On May 27, 2013, TIV 2 intercepted a large tornado near Lebanon, Kansas. The vehicle was struck by large debris from a nearby farm and suffered damage to the roof-mounted anemometer and at least two breaches of the crew compartment when the roof hatch and one of the doors were blown open. Before the anemometer was disabled, it recorded winds of 150 to 175 mi/h, placing the tornado in the EF3 to EF4 range.

On October 21, 2019, Casey listed the TIV 2 on Craigslist for US$35,000 and it was later sold to storm chaser Ryan Shepard. The TIV 2 was fully restored and back on the road again in the 2021 storm season, where it made multiple close intercepts on June 10 in western North Dakota. It is under sponsorship of Storm of Passion and Live Storm Chasers.

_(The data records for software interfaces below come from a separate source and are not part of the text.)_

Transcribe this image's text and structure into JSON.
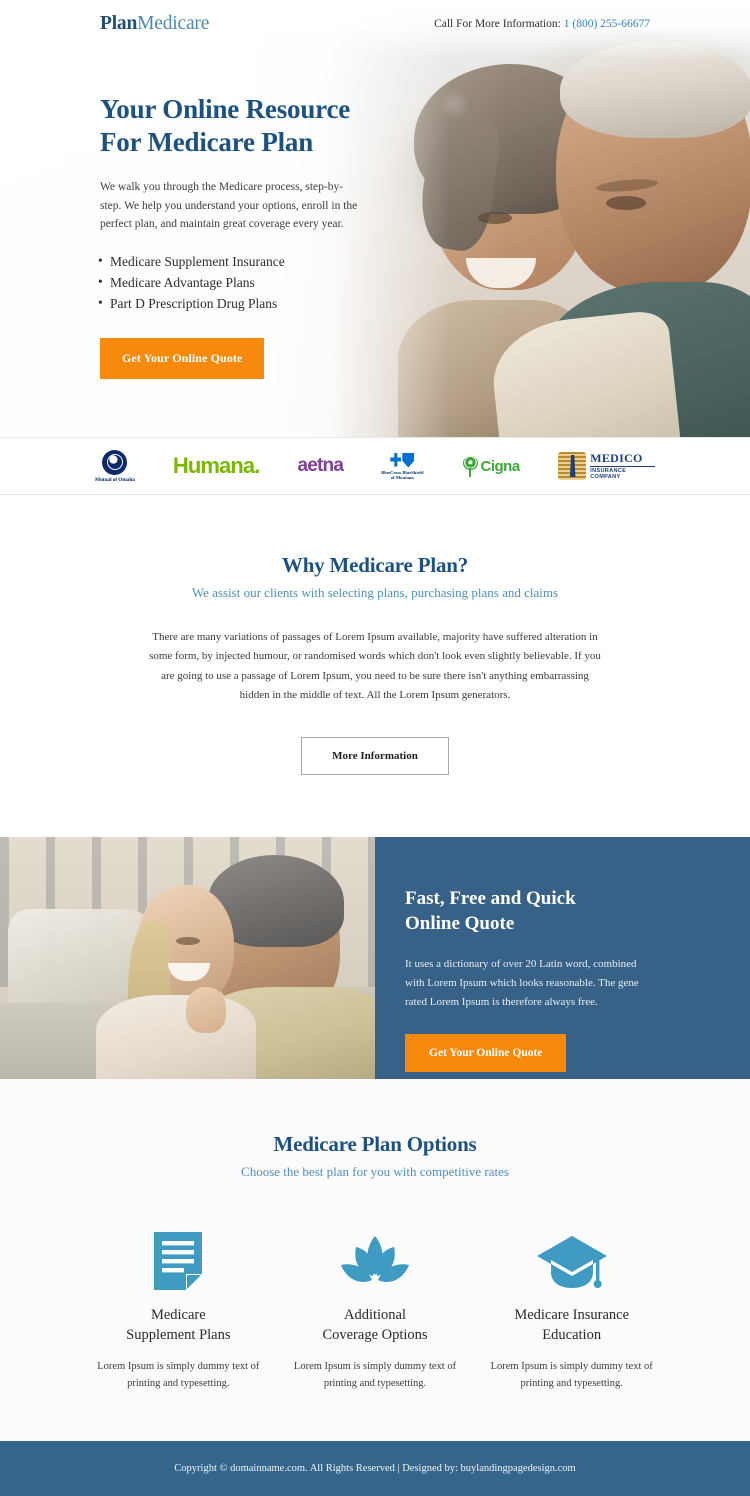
{
  "header": {
    "logo_part1": "Plan",
    "logo_part2": "Medicare",
    "call_label": "Call For More Information:",
    "phone": "1 (800) 255-66677"
  },
  "hero": {
    "heading_line1": "Your Online Resource",
    "heading_line2": "For Medicare Plan",
    "subtext": "We walk you through the Medicare process, step-by-step. We help you understand your options, enroll in the perfect plan, and maintain great coverage every year.",
    "bullets": [
      "Medicare Supplement Insurance",
      "Medicare Advantage Plans",
      "Part D Prescription Drug Plans"
    ],
    "cta_label": "Get Your Online Quote"
  },
  "partners": [
    {
      "name": "Mutual of Omaha",
      "label": "Mutual of Omaha"
    },
    {
      "name": "Humana",
      "label": "Humana."
    },
    {
      "name": "aetna",
      "label": "aetna"
    },
    {
      "name": "BlueCross BlueShield of Montana",
      "line1": "BlueCross BlueShield",
      "line2": "of Montana"
    },
    {
      "name": "Cigna",
      "label": "Cigna"
    },
    {
      "name": "Medico Insurance Company",
      "line1": "MEDICO",
      "line2": "INSURANCE COMPANY"
    }
  ],
  "why": {
    "title": "Why Medicare Plan?",
    "subtitle": "We assist our clients with selecting plans, purchasing plans and claims",
    "body": "There are many variations of passages of Lorem Ipsum available, majority have suffered alteration in some form, by injected humour, or randomised words which don't look even slightly believable. If you are going to use a passage of Lorem Ipsum, you need to be sure there isn't anything embarrassing hidden in the middle of text. All the Lorem Ipsum generators.",
    "button_label": "More Information"
  },
  "quote_section": {
    "heading_line1": "Fast, Free and Quick",
    "heading_line2": "Online Quote",
    "body": "It uses a dictionary of over 20 Latin word, combined with Lorem Ipsum which looks reasonable. The gene rated Lorem Ipsum is therefore always free.",
    "cta_label": "Get Your Online Quote",
    "panel_color": "#376187"
  },
  "options": {
    "title": "Medicare Plan Options",
    "subtitle": "Choose the best plan for you with competitive rates",
    "icon_color": "#3f9bc2",
    "items": [
      {
        "icon": "document-icon",
        "name_line1": "Medicare",
        "name_line2": "Supplement Plans",
        "desc": "Lorem Ipsum is simply dummy text of printing and typesetting."
      },
      {
        "icon": "lotus-icon",
        "name_line1": "Additional",
        "name_line2": "Coverage Options",
        "desc": "Lorem Ipsum is simply dummy text of printing and typesetting."
      },
      {
        "icon": "graduation-cap-icon",
        "name_line1": "Medicare Insurance",
        "name_line2": "Education",
        "desc": "Lorem Ipsum is simply dummy text of printing and typesetting."
      }
    ]
  },
  "footer": {
    "text": "Copyright © domainname.com. All Rights Reserved | Designed by: buylandingpagedesign.com",
    "background": "#34658a"
  },
  "theme": {
    "brand_blue": "#1d5280",
    "accent_orange": "#f7890c",
    "link_blue": "#2e82c0"
  }
}
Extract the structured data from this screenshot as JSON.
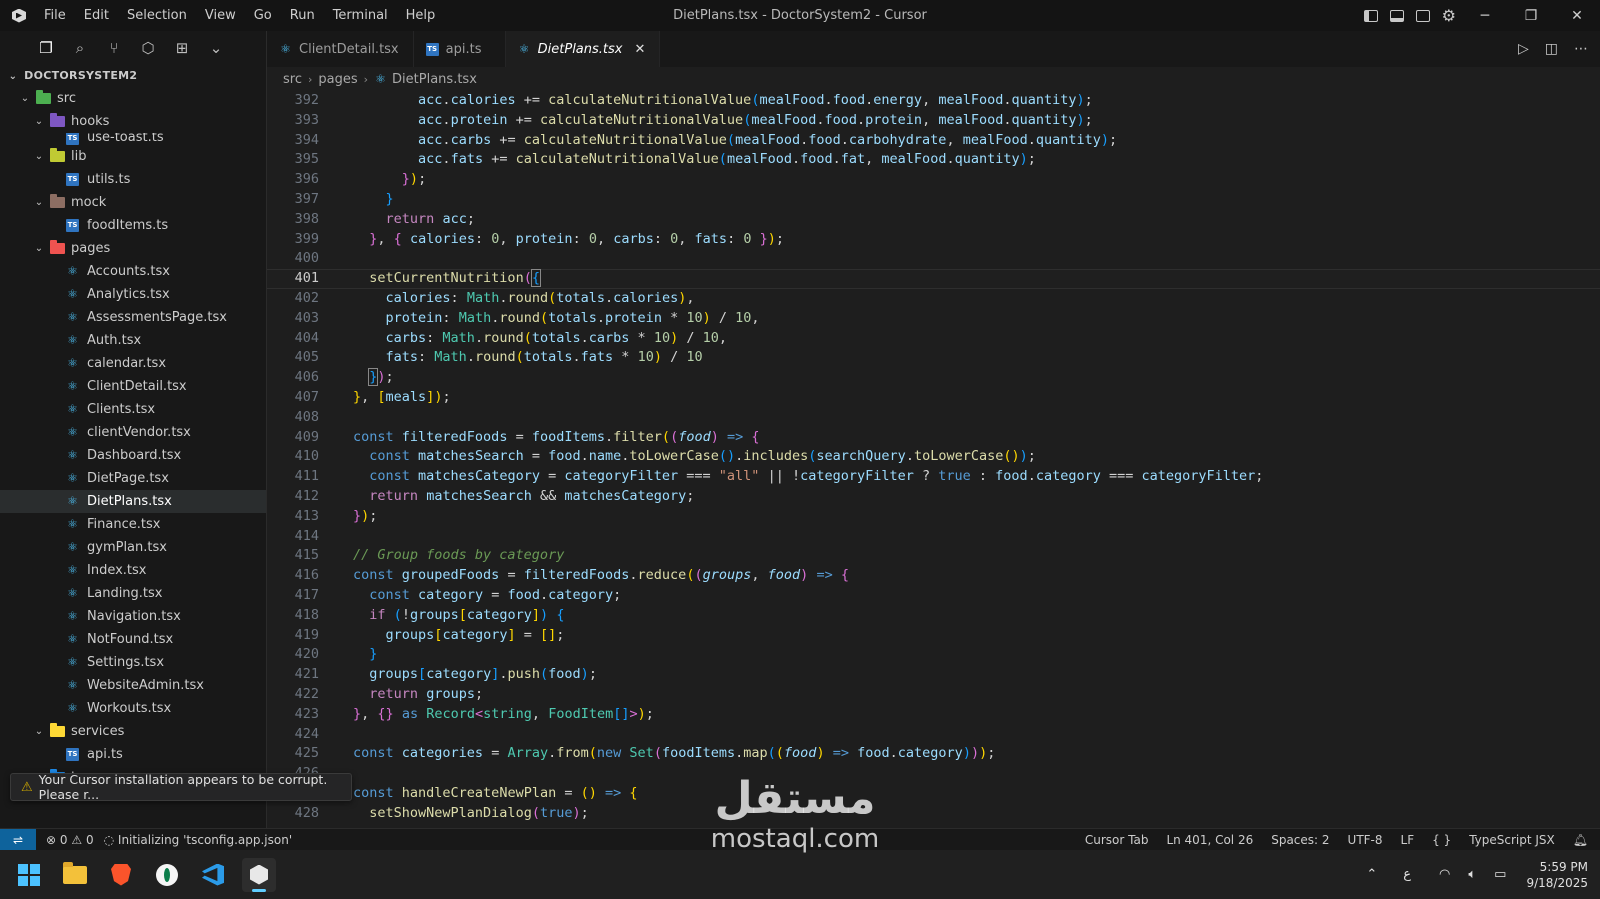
{
  "titlebar": {
    "menu": [
      "File",
      "Edit",
      "Selection",
      "View",
      "Go",
      "Run",
      "Terminal",
      "Help"
    ],
    "window_title": "DietPlans.tsx - DoctorSystem2 - Cursor"
  },
  "explorer": {
    "root": "DOCTORSYSTEM2",
    "rows": [
      {
        "label": "src",
        "type": "folder",
        "depth": 0,
        "open": true,
        "color": "#4caf50"
      },
      {
        "label": "hooks",
        "type": "folder",
        "depth": 1,
        "open": true,
        "color": "#7e57c2"
      },
      {
        "label": "use-toast.ts",
        "type": "ts",
        "depth": 2
      },
      {
        "label": "lib",
        "type": "folder",
        "depth": 1,
        "open": true,
        "color": "#c0ca33"
      },
      {
        "label": "utils.ts",
        "type": "ts",
        "depth": 2
      },
      {
        "label": "mock",
        "type": "folder",
        "depth": 1,
        "open": true,
        "color": "#8d6e63"
      },
      {
        "label": "foodItems.ts",
        "type": "ts",
        "depth": 2
      },
      {
        "label": "pages",
        "type": "folder",
        "depth": 1,
        "open": true,
        "color": "#ef5350"
      },
      {
        "label": "Accounts.tsx",
        "type": "react",
        "depth": 2
      },
      {
        "label": "Analytics.tsx",
        "type": "react",
        "depth": 2
      },
      {
        "label": "AssessmentsPage.tsx",
        "type": "react",
        "depth": 2
      },
      {
        "label": "Auth.tsx",
        "type": "react",
        "depth": 2
      },
      {
        "label": "calendar.tsx",
        "type": "react",
        "depth": 2
      },
      {
        "label": "ClientDetail.tsx",
        "type": "react",
        "depth": 2
      },
      {
        "label": "Clients.tsx",
        "type": "react",
        "depth": 2
      },
      {
        "label": "clientVendor.tsx",
        "type": "react",
        "depth": 2
      },
      {
        "label": "Dashboard.tsx",
        "type": "react",
        "depth": 2
      },
      {
        "label": "DietPage.tsx",
        "type": "react",
        "depth": 2
      },
      {
        "label": "DietPlans.tsx",
        "type": "react",
        "depth": 2,
        "selected": true
      },
      {
        "label": "Finance.tsx",
        "type": "react",
        "depth": 2
      },
      {
        "label": "gymPlan.tsx",
        "type": "react",
        "depth": 2
      },
      {
        "label": "Index.tsx",
        "type": "react",
        "depth": 2
      },
      {
        "label": "Landing.tsx",
        "type": "react",
        "depth": 2
      },
      {
        "label": "Navigation.tsx",
        "type": "react",
        "depth": 2
      },
      {
        "label": "NotFound.tsx",
        "type": "react",
        "depth": 2
      },
      {
        "label": "Settings.tsx",
        "type": "react",
        "depth": 2
      },
      {
        "label": "WebsiteAdmin.tsx",
        "type": "react",
        "depth": 2
      },
      {
        "label": "Workouts.tsx",
        "type": "react",
        "depth": 2
      },
      {
        "label": "services",
        "type": "folder",
        "depth": 1,
        "open": true,
        "color": "#fdd835"
      },
      {
        "label": "api.ts",
        "type": "ts",
        "depth": 2
      },
      {
        "label": "types",
        "type": "folder",
        "depth": 1,
        "open": false,
        "color": "#1e88e5"
      }
    ]
  },
  "notice": {
    "text": "Your Cursor installation appears to be corrupt. Please r..."
  },
  "tabs": [
    {
      "label": "ClientDetail.tsx",
      "icon": "react",
      "active": false
    },
    {
      "label": "api.ts",
      "icon": "ts",
      "active": false
    },
    {
      "label": "DietPlans.tsx",
      "icon": "react",
      "active": true
    }
  ],
  "breadcrumb": [
    "src",
    "pages",
    "DietPlans.tsx"
  ],
  "code": {
    "current_line": 401,
    "lines": [
      {
        "n": 392,
        "h": "        <span class=\"v\">acc</span>.<span class=\"v\">calories</span> += <span class=\"f\">calculateNutritionalValue</span><span class=\"b3\">(</span><span class=\"v\">mealFood</span>.<span class=\"v\">food</span>.<span class=\"v\">energy</span>, <span class=\"v\">mealFood</span>.<span class=\"v\">quantity</span><span class=\"b3\">)</span>;"
      },
      {
        "n": 393,
        "h": "        <span class=\"v\">acc</span>.<span class=\"v\">protein</span> += <span class=\"f\">calculateNutritionalValue</span><span class=\"b3\">(</span><span class=\"v\">mealFood</span>.<span class=\"v\">food</span>.<span class=\"v\">protein</span>, <span class=\"v\">mealFood</span>.<span class=\"v\">quantity</span><span class=\"b3\">)</span>;"
      },
      {
        "n": 394,
        "h": "        <span class=\"v\">acc</span>.<span class=\"v\">carbs</span> += <span class=\"f\">calculateNutritionalValue</span><span class=\"b3\">(</span><span class=\"v\">mealFood</span>.<span class=\"v\">food</span>.<span class=\"v\">carbohydrate</span>, <span class=\"v\">mealFood</span>.<span class=\"v\">quantity</span><span class=\"b3\">)</span>;"
      },
      {
        "n": 395,
        "h": "        <span class=\"v\">acc</span>.<span class=\"v\">fats</span> += <span class=\"f\">calculateNutritionalValue</span><span class=\"b3\">(</span><span class=\"v\">mealFood</span>.<span class=\"v\">food</span>.<span class=\"v\">fat</span>, <span class=\"v\">mealFood</span>.<span class=\"v\">quantity</span><span class=\"b3\">)</span>;"
      },
      {
        "n": 396,
        "h": "      <span class=\"b2\">}</span><span class=\"b1\">)</span>;"
      },
      {
        "n": 397,
        "h": "    <span class=\"b3\">}</span>"
      },
      {
        "n": 398,
        "h": "    <span class=\"c\">return</span> <span class=\"v\">acc</span>;"
      },
      {
        "n": 399,
        "h": "  <span class=\"b2\">}</span>, <span class=\"b2\">{</span> <span class=\"v\">calories</span>: <span class=\"n\">0</span>, <span class=\"v\">protein</span>: <span class=\"n\">0</span>, <span class=\"v\">carbs</span>: <span class=\"n\">0</span>, <span class=\"v\">fats</span>: <span class=\"n\">0</span> <span class=\"b2\">}</span><span class=\"b1\">)</span>;"
      },
      {
        "n": 400,
        "h": ""
      },
      {
        "n": 401,
        "h": "  <span class=\"f\">setCurrentNutrition</span><span class=\"b2\">(</span><span class=\"b3 bm\">{</span>"
      },
      {
        "n": 402,
        "h": "    <span class=\"v\">calories</span>: <span class=\"t\">Math</span>.<span class=\"f\">round</span><span class=\"b1\">(</span><span class=\"v\">totals</span>.<span class=\"v\">calories</span><span class=\"b1\">)</span>,"
      },
      {
        "n": 403,
        "h": "    <span class=\"v\">protein</span>: <span class=\"t\">Math</span>.<span class=\"f\">round</span><span class=\"b1\">(</span><span class=\"v\">totals</span>.<span class=\"v\">protein</span> * <span class=\"n\">10</span><span class=\"b1\">)</span> / <span class=\"n\">10</span>,"
      },
      {
        "n": 404,
        "h": "    <span class=\"v\">carbs</span>: <span class=\"t\">Math</span>.<span class=\"f\">round</span><span class=\"b1\">(</span><span class=\"v\">totals</span>.<span class=\"v\">carbs</span> * <span class=\"n\">10</span><span class=\"b1\">)</span> / <span class=\"n\">10</span>,"
      },
      {
        "n": 405,
        "h": "    <span class=\"v\">fats</span>: <span class=\"t\">Math</span>.<span class=\"f\">round</span><span class=\"b1\">(</span><span class=\"v\">totals</span>.<span class=\"v\">fats</span> * <span class=\"n\">10</span><span class=\"b1\">)</span> / <span class=\"n\">10</span>"
      },
      {
        "n": 406,
        "h": "  <span class=\"b3 bm\">}</span><span class=\"b2\">)</span>;"
      },
      {
        "n": 407,
        "h": "<span class=\"b1\">}</span>, <span class=\"b1\">[</span><span class=\"v\">meals</span><span class=\"b1\">]</span><span class=\"b1\">)</span>;"
      },
      {
        "n": 408,
        "h": ""
      },
      {
        "n": 409,
        "h": "<span class=\"k\">const</span> <span class=\"v\">filteredFoods</span> = <span class=\"v\">foodItems</span>.<span class=\"f\">filter</span><span class=\"b1\">(</span><span class=\"b2\">(</span><span class=\"p\">food</span><span class=\"b2\">)</span> <span class=\"k\">=&gt;</span> <span class=\"b2\">{</span>"
      },
      {
        "n": 410,
        "h": "  <span class=\"k\">const</span> <span class=\"v\">matchesSearch</span> = <span class=\"v\">food</span>.<span class=\"v\">name</span>.<span class=\"f\">toLowerCase</span><span class=\"b3\">()</span>.<span class=\"f\">includes</span><span class=\"b3\">(</span><span class=\"v\">searchQuery</span>.<span class=\"f\">toLowerCase</span><span class=\"b1\">()</span><span class=\"b3\">)</span>;"
      },
      {
        "n": 411,
        "h": "  <span class=\"k\">const</span> <span class=\"v\">matchesCategory</span> = <span class=\"v\">categoryFilter</span> === <span class=\"s\">\"all\"</span> || !<span class=\"v\">categoryFilter</span> ? <span class=\"k\">true</span> : <span class=\"v\">food</span>.<span class=\"v\">category</span> === <span class=\"v\">categoryFilter</span>;"
      },
      {
        "n": 412,
        "h": "  <span class=\"c\">return</span> <span class=\"v\">matchesSearch</span> &amp;&amp; <span class=\"v\">matchesCategory</span>;"
      },
      {
        "n": 413,
        "h": "<span class=\"b2\">}</span><span class=\"b1\">)</span>;"
      },
      {
        "n": 414,
        "h": ""
      },
      {
        "n": 415,
        "h": "<span class=\"cm\">// Group foods by category</span>"
      },
      {
        "n": 416,
        "h": "<span class=\"k\">const</span> <span class=\"v\">groupedFoods</span> = <span class=\"v\">filteredFoods</span>.<span class=\"f\">reduce</span><span class=\"b1\">(</span><span class=\"b2\">(</span><span class=\"p\">groups</span>, <span class=\"p\">food</span><span class=\"b2\">)</span> <span class=\"k\">=&gt;</span> <span class=\"b2\">{</span>"
      },
      {
        "n": 417,
        "h": "  <span class=\"k\">const</span> <span class=\"v\">category</span> = <span class=\"v\">food</span>.<span class=\"v\">category</span>;"
      },
      {
        "n": 418,
        "h": "  <span class=\"c\">if</span> <span class=\"b3\">(</span>!<span class=\"v\">groups</span><span class=\"b1\">[</span><span class=\"v\">category</span><span class=\"b1\">]</span><span class=\"b3\">)</span> <span class=\"b3\">{</span>"
      },
      {
        "n": 419,
        "h": "    <span class=\"v\">groups</span><span class=\"b1\">[</span><span class=\"v\">category</span><span class=\"b1\">]</span> = <span class=\"b1\">[]</span>;"
      },
      {
        "n": 420,
        "h": "  <span class=\"b3\">}</span>"
      },
      {
        "n": 421,
        "h": "  <span class=\"v\">groups</span><span class=\"b3\">[</span><span class=\"v\">category</span><span class=\"b3\">]</span>.<span class=\"f\">push</span><span class=\"b3\">(</span><span class=\"v\">food</span><span class=\"b3\">)</span>;"
      },
      {
        "n": 422,
        "h": "  <span class=\"c\">return</span> <span class=\"v\">groups</span>;"
      },
      {
        "n": 423,
        "h": "<span class=\"b2\">}</span>, <span class=\"b2\">{}</span> <span class=\"k\">as</span> <span class=\"t\">Record</span><span class=\"b2\">&lt;</span><span class=\"t\">string</span>, <span class=\"t\">FoodItem</span><span class=\"b3\">[]</span><span class=\"b2\">&gt;</span><span class=\"b1\">)</span>;"
      },
      {
        "n": 424,
        "h": ""
      },
      {
        "n": 425,
        "h": "<span class=\"k\">const</span> <span class=\"v\">categories</span> = <span class=\"t\">Array</span>.<span class=\"f\">from</span><span class=\"b1\">(</span><span class=\"k\">new</span> <span class=\"t\">Set</span><span class=\"b2\">(</span><span class=\"v\">foodItems</span>.<span class=\"f\">map</span><span class=\"b3\">(</span><span class=\"b1\">(</span><span class=\"p\">food</span><span class=\"b1\">)</span> <span class=\"k\">=&gt;</span> <span class=\"v\">food</span>.<span class=\"v\">category</span><span class=\"b3\">)</span><span class=\"b2\">)</span><span class=\"b1\">)</span>;"
      },
      {
        "n": 426,
        "h": ""
      },
      {
        "n": 427,
        "h": "<span class=\"k\">const</span> <span class=\"f\">handleCreateNewPlan</span> = <span class=\"b1\">()</span> <span class=\"k\">=&gt;</span> <span class=\"b1\">{</span>"
      },
      {
        "n": 428,
        "h": "  <span class=\"f\">setShowNewPlanDialog</span><span class=\"b2\">(</span><span class=\"k\">true</span><span class=\"b2\">)</span>;"
      }
    ]
  },
  "statusbar": {
    "errors": "0",
    "warnings": "0",
    "task": "Initializing 'tsconfig.app.json'",
    "cursor_tab": "Cursor Tab",
    "position": "Ln 401, Col 26",
    "spaces": "Spaces: 2",
    "encoding": "UTF-8",
    "eol": "LF",
    "language": "TypeScript JSX"
  },
  "watermark": {
    "arabic": "مستقل",
    "latin": "mostaql.com"
  },
  "taskbar": {
    "ime": "ع",
    "time": "5:59 PM",
    "date": "9/18/2025"
  }
}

On April 23rd, 2026, TIV 2, under the operation of Storm of Passion, would get a core intercept on the Braman, Oklahoma tornado. The N.W.S. would later rate the tornado EF1. Although it is notable for spawning at least 2 satellite tornadoes, and its wildly erratic movement completing at least 2 loops before dissipating. Reed Timmer and the Dominator 3 also intercepted this tornado, but because of damage received from a previous interception the Dominator slid off the road and became stuck in a field. TIV 2 would come across them and offer assistance, but the Dominator would later have to be retrieved with the help of a tractor.

== Subanator==

The Subanator (also known as SubaTIV) is a modified 2010 Subaru Outback 3.6R designed to film up-close and near tornadoes. Unlike the previous Tornado Intercept Vehicles which were a fully-custom design, Subanator is based on a stock vehicle and is not intended to go directly into the funnel. The modifications include covering the original plastic body panels with a spray-on bedliner (LINE-X), swapping the windshield and both front windows for armored polycarbonate, installing a hail-guard, and lastly having four spikes in total for added stability while filming in high winds. During deployment, the front and rear spikes are lowered by a third hydraulic located in-between them and once fully lowered, the spikes dig into the ground and anchor the vehicle.

On March 6, 2023, Sean Casey announced on his Instagram page that his newly purchased Subaru would be converted into a weather chasing platform, with the goal being in less than 30 days. He would begin to post regular updates on the progress of the vehicle with the last one being on March 26, 2023, stating that the last layer of polycarbonate had been finished. While updates directly from Sean stopped, he was regularly spotted chasing in Subanator during the 2023 & 2024 tornado season by other chasers, and was speculated that Sean was involved in gathering footage for the film Twisters. Finally on February 13, 2025, It was confirmed that Sean Casey had sold Subanator to storm chaser Chad Crilley.

==Instrumentation==
Although primarily designed to shoot film from near or within tornadoes, the TIVs have at times been outfitted with meteorological instrumentation atop masts to complement the Doppler on Wheels (DOW) radar trucks of the Center for Severe Weather Research run by atmospheric scientist and inventor Joshua Wurman.